Whenever possible, Bauman tries to source his ingredients locally. In season, he buys his produce from Ward’s Berry Farm in Sharon and Red Fire Farm in Granby.

“My brother has small farm up in the Bay of Maine area, where he sometimes grows lavender. Basically, I end up picking and choosing my ingredients from places I know. I’m partial to Ward’s Berry Farm, because I grew up going to the corn maze there, so it’s close to my heart.” (When Bauman can’t source his ingredients locally, he buys from companies based in Massachusetts, including Pit Service Produce in Hyde Park and Christina’s Spice & Specialty Foods in Cambridge’s Inman Square.)

As Bauman finishes making each flavor of shrub, he sets aside the solids to later experiment with making relish, chutney and marmalade. “We’re working toward becoming a zero-waste company. It’s just an idea at this stage,” he says, but he hopes to develop some new recipes worthy of selling alongside his shrubs.

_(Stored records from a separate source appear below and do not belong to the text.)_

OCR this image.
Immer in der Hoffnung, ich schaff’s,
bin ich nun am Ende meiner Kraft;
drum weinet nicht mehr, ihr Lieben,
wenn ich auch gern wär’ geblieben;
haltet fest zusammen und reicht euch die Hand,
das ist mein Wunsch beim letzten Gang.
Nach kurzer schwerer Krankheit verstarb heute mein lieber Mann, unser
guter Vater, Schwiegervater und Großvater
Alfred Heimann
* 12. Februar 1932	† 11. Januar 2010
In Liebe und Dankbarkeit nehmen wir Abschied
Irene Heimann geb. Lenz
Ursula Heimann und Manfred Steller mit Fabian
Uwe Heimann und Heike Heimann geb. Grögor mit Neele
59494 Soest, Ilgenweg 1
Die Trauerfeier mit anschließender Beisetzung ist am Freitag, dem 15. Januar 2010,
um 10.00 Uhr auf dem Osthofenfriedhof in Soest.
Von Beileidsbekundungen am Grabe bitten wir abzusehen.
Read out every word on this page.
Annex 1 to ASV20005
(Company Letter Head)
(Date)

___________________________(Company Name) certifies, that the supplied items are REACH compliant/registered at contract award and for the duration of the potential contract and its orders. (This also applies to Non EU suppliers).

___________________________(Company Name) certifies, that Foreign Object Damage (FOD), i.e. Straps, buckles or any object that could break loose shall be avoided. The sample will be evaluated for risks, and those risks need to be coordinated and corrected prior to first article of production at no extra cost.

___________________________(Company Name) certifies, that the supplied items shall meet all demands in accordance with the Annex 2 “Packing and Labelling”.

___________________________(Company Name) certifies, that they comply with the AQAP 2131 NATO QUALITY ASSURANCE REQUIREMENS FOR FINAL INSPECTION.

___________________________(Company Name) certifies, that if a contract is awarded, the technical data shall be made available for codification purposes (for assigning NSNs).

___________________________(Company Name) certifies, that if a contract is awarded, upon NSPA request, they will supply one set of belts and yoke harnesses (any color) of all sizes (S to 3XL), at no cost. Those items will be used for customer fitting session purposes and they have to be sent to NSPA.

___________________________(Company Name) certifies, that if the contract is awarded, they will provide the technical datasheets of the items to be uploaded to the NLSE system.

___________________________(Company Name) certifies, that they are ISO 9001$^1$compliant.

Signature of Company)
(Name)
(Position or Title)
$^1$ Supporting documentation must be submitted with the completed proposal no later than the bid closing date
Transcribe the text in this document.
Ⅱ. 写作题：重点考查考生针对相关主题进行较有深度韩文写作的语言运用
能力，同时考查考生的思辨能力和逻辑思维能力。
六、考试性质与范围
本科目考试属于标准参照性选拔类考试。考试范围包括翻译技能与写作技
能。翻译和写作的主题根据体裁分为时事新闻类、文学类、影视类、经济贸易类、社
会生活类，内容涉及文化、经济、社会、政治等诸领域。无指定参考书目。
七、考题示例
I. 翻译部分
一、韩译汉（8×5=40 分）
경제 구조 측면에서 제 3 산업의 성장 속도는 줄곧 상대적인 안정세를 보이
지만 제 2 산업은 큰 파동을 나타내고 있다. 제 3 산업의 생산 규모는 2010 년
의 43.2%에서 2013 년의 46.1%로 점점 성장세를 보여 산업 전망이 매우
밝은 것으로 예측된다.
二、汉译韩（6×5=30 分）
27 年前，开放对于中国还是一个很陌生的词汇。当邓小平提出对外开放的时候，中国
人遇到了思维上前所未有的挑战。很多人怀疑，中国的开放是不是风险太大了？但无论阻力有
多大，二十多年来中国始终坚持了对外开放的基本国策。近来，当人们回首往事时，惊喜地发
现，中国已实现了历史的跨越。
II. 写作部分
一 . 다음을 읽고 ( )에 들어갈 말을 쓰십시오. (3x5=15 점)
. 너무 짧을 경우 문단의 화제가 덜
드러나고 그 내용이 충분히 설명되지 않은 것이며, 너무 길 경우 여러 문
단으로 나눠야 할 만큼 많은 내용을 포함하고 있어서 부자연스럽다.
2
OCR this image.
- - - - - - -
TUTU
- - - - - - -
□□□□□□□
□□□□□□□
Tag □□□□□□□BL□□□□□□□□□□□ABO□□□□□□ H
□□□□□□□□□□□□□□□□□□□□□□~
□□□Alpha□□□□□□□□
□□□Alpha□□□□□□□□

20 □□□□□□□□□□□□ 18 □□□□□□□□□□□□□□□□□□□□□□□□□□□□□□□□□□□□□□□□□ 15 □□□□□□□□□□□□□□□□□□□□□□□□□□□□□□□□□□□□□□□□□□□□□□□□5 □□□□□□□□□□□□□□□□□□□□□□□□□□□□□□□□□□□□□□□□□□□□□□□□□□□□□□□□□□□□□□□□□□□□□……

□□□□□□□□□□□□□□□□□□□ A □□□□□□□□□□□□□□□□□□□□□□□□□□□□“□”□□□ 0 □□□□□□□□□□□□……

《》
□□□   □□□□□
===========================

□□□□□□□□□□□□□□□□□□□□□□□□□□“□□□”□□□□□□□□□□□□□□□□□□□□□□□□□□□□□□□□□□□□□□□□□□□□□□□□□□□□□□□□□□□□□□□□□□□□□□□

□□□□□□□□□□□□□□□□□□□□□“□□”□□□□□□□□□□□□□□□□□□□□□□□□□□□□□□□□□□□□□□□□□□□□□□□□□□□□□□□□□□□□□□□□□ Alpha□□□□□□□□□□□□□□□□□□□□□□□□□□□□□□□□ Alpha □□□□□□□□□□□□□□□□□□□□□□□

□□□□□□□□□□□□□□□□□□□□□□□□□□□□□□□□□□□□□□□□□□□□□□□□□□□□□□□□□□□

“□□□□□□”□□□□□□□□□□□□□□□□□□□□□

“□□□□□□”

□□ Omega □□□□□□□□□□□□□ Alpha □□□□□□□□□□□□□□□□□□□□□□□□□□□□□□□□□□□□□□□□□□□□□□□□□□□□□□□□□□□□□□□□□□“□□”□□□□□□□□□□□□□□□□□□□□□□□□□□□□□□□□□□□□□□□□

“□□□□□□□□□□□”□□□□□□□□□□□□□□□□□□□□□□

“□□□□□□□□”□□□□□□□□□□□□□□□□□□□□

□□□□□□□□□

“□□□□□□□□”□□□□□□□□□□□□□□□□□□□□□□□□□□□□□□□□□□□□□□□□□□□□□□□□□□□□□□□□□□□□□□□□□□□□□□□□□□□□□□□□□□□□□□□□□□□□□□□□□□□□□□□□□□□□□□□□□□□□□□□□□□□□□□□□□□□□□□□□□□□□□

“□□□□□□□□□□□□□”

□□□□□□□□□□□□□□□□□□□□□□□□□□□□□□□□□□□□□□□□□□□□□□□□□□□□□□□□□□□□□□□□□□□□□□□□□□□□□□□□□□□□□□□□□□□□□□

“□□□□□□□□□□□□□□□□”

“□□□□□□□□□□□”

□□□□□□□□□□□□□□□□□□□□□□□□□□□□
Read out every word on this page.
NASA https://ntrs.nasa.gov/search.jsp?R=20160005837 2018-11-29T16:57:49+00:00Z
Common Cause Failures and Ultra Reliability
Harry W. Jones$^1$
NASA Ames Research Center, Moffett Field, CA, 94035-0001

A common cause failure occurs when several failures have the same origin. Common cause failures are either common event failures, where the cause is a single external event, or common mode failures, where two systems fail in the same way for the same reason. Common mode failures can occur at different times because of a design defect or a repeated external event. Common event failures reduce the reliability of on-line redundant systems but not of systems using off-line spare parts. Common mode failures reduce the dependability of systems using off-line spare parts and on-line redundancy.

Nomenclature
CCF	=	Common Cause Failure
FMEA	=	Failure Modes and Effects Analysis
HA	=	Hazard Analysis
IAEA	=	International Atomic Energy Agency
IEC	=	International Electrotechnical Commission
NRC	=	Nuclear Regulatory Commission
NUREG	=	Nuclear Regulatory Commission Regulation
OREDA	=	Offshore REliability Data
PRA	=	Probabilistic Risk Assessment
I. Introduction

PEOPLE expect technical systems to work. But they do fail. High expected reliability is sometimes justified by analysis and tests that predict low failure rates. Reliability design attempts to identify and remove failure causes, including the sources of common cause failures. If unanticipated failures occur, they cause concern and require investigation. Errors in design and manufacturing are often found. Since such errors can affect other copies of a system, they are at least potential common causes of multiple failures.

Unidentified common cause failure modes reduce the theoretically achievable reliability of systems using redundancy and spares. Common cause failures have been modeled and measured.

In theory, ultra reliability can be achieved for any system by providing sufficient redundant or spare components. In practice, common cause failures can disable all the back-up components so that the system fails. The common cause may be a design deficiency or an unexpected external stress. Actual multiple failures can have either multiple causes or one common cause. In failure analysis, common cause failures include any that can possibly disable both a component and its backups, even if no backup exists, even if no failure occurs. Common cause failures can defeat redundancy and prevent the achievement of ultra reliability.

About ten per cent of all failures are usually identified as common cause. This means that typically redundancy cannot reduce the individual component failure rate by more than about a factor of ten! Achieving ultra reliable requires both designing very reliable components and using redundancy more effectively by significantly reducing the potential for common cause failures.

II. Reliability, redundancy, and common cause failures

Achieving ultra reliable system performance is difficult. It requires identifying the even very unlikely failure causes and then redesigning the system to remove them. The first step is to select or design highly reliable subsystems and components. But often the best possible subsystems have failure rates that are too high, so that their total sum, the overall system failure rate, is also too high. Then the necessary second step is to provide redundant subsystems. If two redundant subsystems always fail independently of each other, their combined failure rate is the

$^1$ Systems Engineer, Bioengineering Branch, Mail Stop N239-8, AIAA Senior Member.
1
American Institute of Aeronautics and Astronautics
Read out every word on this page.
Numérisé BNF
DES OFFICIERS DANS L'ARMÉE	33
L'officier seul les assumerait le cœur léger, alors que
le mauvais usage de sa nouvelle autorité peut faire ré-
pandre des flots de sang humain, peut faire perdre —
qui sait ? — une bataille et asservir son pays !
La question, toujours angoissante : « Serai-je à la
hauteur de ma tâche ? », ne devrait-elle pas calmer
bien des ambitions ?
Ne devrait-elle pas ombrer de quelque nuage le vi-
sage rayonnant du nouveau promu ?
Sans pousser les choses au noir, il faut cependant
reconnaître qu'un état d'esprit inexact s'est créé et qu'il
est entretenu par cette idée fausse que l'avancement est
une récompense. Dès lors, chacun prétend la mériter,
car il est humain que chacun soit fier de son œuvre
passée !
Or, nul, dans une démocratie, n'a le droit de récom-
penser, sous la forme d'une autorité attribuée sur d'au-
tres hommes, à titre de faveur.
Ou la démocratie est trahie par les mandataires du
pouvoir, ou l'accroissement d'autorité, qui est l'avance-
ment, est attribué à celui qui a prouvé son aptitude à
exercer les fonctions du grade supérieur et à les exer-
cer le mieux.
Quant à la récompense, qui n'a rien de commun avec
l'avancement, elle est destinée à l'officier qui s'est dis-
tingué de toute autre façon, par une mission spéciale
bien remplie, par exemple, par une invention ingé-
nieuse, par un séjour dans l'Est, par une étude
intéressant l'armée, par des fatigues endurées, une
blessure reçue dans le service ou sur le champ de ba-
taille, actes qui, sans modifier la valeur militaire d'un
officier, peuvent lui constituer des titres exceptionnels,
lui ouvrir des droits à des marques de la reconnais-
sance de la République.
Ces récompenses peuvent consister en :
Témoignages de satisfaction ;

Before bottling the vinegar syrups, Bauman adds a little water to make them more palatable. The entire production process takes about 24 hours—spread out over multiple visits for prepping the produce, straining the vinegar, and bottling and labeling—to make 40 cases of product. Now, a year into his business, Bauman says he doesn’t miss the late nights of bartending and that his labor-intensive undertaking has given him lots more time to spend with his partner and their dog, Derby, a young Boxer mix. “I couldn’t be happier.”

You can find Bauman’s Best shrubs at Eataly Boston (at the wine shop and in cocktails at Terra and La Piazza), Falmouth Wine and Spirits in Falmouth, Mill City Cheesemongers in Lowell, the SOWA Farmers Market in Boston (Sundays, in season), and the Harvard University Farmers Market (Tuesdays, in season). You also can order them online ($10 for 8 oz.; $18 for 16 oz.) at baumansbest.com.

This story appeared in the Spring 2018 issue.